Toby Jones goes to Italy to work on the sound effects of a cheap horror film. Toby Jones doesn't really like the cheap horror film. Toby Jones spends so much time on the film he gets confused about what's real and what's not. Toby Jones loses his marbles. Toby Jones sprouts sixteen legs and an extra head, turns himself inside out and recites the Gettysburg Address over and over again to a crowd of crabs all wearing boxing gloves.
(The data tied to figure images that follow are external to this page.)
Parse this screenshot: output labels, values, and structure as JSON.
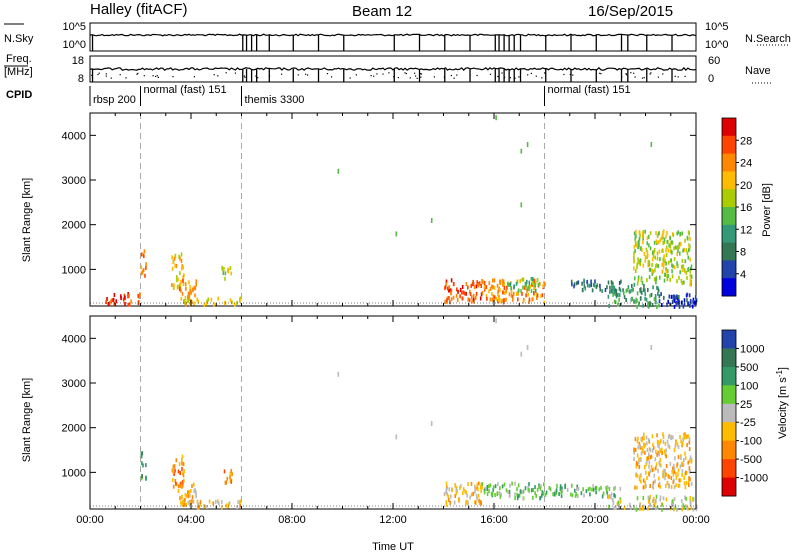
{
  "header": {
    "title": "Halley (fitACF)",
    "beam": "Beam 12",
    "date": "16/Sep/2015"
  },
  "ancillary": {
    "nsky_label": "N.Sky",
    "nsearch_label": "N.Search",
    "freq_label": "Freq.",
    "freq_unit": "[MHz]",
    "nave_label": "Nave",
    "cpid_label": "CPID",
    "top_ticks_left": [
      "10^5",
      "10^0"
    ],
    "top_ticks_right": [
      "10^5",
      "10^0"
    ],
    "freq_ticks": [
      "18",
      "8"
    ],
    "nave_ticks": [
      "60",
      "0"
    ],
    "cpid_segments": [
      {
        "label": "rbsp 200",
        "start": 0.0
      },
      {
        "label": "normal (fast) 151",
        "start": 2.0
      },
      {
        "label": "themis 3300",
        "start": 6.0
      },
      {
        "label": "normal (fast) 151",
        "start": 18.0
      }
    ],
    "spike_times": [
      0.1,
      6.05,
      6.2,
      6.4,
      6.6,
      7.1,
      8.05,
      9.05,
      10.05,
      12.05,
      13.05,
      14.05,
      15.05,
      16.05,
      16.2,
      16.4,
      16.6,
      16.8,
      17.05,
      18.05,
      19.05,
      20.05,
      21.05,
      21.3,
      22.05,
      23.05
    ]
  },
  "chart_data": [
    {
      "type": "heatmap",
      "panel": "power",
      "xlabel": "",
      "ylabel": "Slant Range [km]",
      "xlim": [
        0,
        24
      ],
      "ylim": [
        180,
        4500
      ],
      "y_ticks": [
        1000,
        2000,
        3000,
        4000
      ],
      "colorbar_label": "Power [dB]",
      "colorbar_ticks": [
        "28",
        "24",
        "20",
        "16",
        "12",
        "8",
        "4"
      ],
      "colorbar_colors": [
        "#dd0000",
        "#ff4400",
        "#ff8800",
        "#ffbb00",
        "#aacc00",
        "#55bb44",
        "#339977",
        "#337755",
        "#2244aa",
        "#0000dd"
      ],
      "dashed_times": [
        2,
        6,
        18
      ],
      "blobs": [
        {
          "t": [
            2.0,
            2.2
          ],
          "r": [
            900,
            1550
          ],
          "level": 2
        },
        {
          "t": [
            3.2,
            3.7
          ],
          "r": [
            600,
            1400
          ],
          "level": 3
        },
        {
          "t": [
            3.5,
            4.2
          ],
          "r": [
            300,
            800
          ],
          "level": 2
        },
        {
          "t": [
            5.2,
            5.6
          ],
          "r": [
            800,
            1100
          ],
          "level": 4
        },
        {
          "t": [
            3.5,
            6.0
          ],
          "r": [
            250,
            400
          ],
          "level": 3
        },
        {
          "t": [
            0.6,
            2.0
          ],
          "r": [
            250,
            500
          ],
          "level": 1
        },
        {
          "t": [
            14.0,
            15.5
          ],
          "r": [
            300,
            800
          ],
          "level": 1
        },
        {
          "t": [
            15.5,
            18.0
          ],
          "r": [
            300,
            800
          ],
          "level": 2
        },
        {
          "t": [
            16.5,
            17.8
          ],
          "r": [
            550,
            850
          ],
          "level": 5
        },
        {
          "t": [
            19.0,
            21.0
          ],
          "r": [
            550,
            800
          ],
          "level": 7
        },
        {
          "t": [
            20.5,
            22.5
          ],
          "r": [
            200,
            700
          ],
          "level": 6
        },
        {
          "t": [
            21.5,
            23.8
          ],
          "r": [
            700,
            1900
          ],
          "level": 4
        },
        {
          "t": [
            22.5,
            24.0
          ],
          "r": [
            200,
            500
          ],
          "level": 8
        },
        {
          "t": [
            23.0,
            24.0
          ],
          "r": [
            200,
            350
          ],
          "level": 9
        }
      ],
      "singles": [
        {
          "t": 9.8,
          "r": 3250
        },
        {
          "t": 12.1,
          "r": 1850
        },
        {
          "t": 13.5,
          "r": 2150
        },
        {
          "t": 16.05,
          "r": 4450
        },
        {
          "t": 17.05,
          "r": 3700
        },
        {
          "t": 17.3,
          "r": 3850
        },
        {
          "t": 17.05,
          "r": 2500
        },
        {
          "t": 22.2,
          "r": 3850
        }
      ]
    },
    {
      "type": "heatmap",
      "panel": "velocity",
      "xlabel": "Time UT",
      "ylabel": "Slant Range [km]",
      "xlim": [
        0,
        24
      ],
      "ylim": [
        180,
        4500
      ],
      "x_ticks": [
        "00:00",
        "04:00",
        "08:00",
        "12:00",
        "16:00",
        "20:00",
        "00:00"
      ],
      "y_ticks": [
        1000,
        2000,
        3000,
        4000
      ],
      "colorbar_label": "Velocity [m s^-1]",
      "colorbar_ticks": [
        "1000",
        "500",
        "100",
        "25",
        "-25",
        "-100",
        "-500",
        "-1000"
      ],
      "colorbar_colors": [
        "#2244aa",
        "#337755",
        "#339966",
        "#66cc33",
        "#bbbbbb",
        "#ffbb00",
        "#ff8800",
        "#ff4400",
        "#dd0000"
      ],
      "dashed_times": [
        2,
        6,
        18
      ],
      "blobs": [
        {
          "t": [
            2.0,
            2.2
          ],
          "r": [
            900,
            1550
          ],
          "level": 2
        },
        {
          "t": [
            3.2,
            3.7
          ],
          "r": [
            600,
            1400
          ],
          "level": 6
        },
        {
          "t": [
            3.5,
            4.2
          ],
          "r": [
            300,
            800
          ],
          "level": 5
        },
        {
          "t": [
            5.2,
            5.6
          ],
          "r": [
            800,
            1100
          ],
          "level": 6
        },
        {
          "t": [
            3.5,
            6.0
          ],
          "r": [
            250,
            400
          ],
          "level": 5
        },
        {
          "t": [
            14.0,
            15.5
          ],
          "r": [
            300,
            800
          ],
          "level": 5
        },
        {
          "t": [
            15.5,
            18.0
          ],
          "r": [
            450,
            800
          ],
          "level": 3
        },
        {
          "t": [
            18.0,
            21.0
          ],
          "r": [
            500,
            750
          ],
          "level": 3
        },
        {
          "t": [
            21.5,
            23.8
          ],
          "r": [
            700,
            1900
          ],
          "level": 5
        },
        {
          "t": [
            20.5,
            24.0
          ],
          "r": [
            200,
            500
          ],
          "level": 4
        }
      ],
      "singles": [
        {
          "t": 9.8,
          "r": 3250
        },
        {
          "t": 12.1,
          "r": 1850
        },
        {
          "t": 13.5,
          "r": 2150
        },
        {
          "t": 16.05,
          "r": 4450
        },
        {
          "t": 17.05,
          "r": 3700
        },
        {
          "t": 17.3,
          "r": 3850
        },
        {
          "t": 22.2,
          "r": 3850
        }
      ]
    }
  ]
}
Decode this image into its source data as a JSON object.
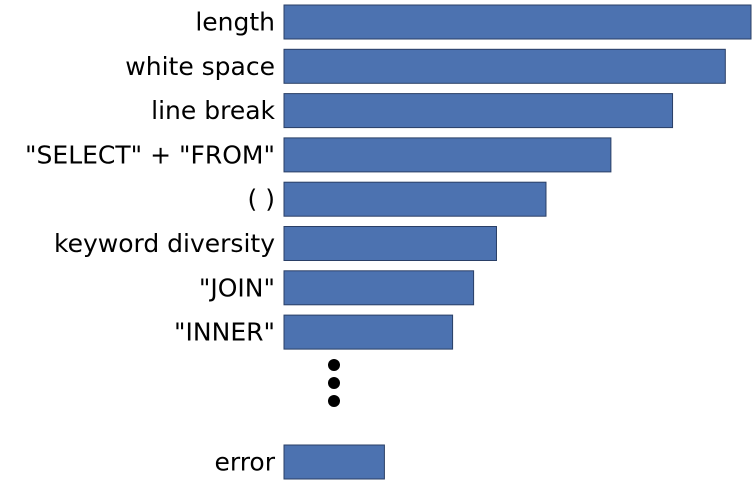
{
  "chart_data": {
    "type": "bar",
    "orientation": "horizontal",
    "categories": [
      "length",
      "white space",
      "line break",
      "\"SELECT\" + \"FROM\"",
      "( )",
      "keyword diversity",
      "\"JOIN\"",
      "\"INNER\"",
      "error"
    ],
    "values": [
      100,
      94.5,
      83.2,
      70.0,
      56.1,
      45.5,
      40.6,
      36.1,
      21.5
    ],
    "xlim": [
      0,
      100
    ],
    "title": "",
    "xlabel": "",
    "ylabel": "",
    "grid": false,
    "legend": "none",
    "bar_color": "#4c72b0",
    "ellipsis_after_index": 7
  }
}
If I'm being honest, not all of those things happen in Berberian Sound Studio, but they might as well have done. Peter Strickland's arthouse pondering over the effect of film on an audience, and particularly their complicity in the creation of onscreen violence, is two thirds unsettling monotony and one third all-out Lynchian weirdery. As a whole it's an atmospheric and unnerving mood piece, but its themes are buried beneath layers of wilfully obscure, audience-dividing mentalism that will either win you over or turn you off completely.
Crammed with period detail and with an understated but typically fantastic performance from ToJo, the film is a joy to look at, and its sound design is necessarily inspired; as its subject matter demands, it's more of a sensory experience than an easily-digestible story. If that's your bag, knock yourself out. Everyone else, Total Recall is also out this week and whichever you choose, I make no judgement upon you.
I thoroughly enjoyed the intro of this post and I must admit, the film would have likely fared better with your plot. It certainly wouldn't be monotonous.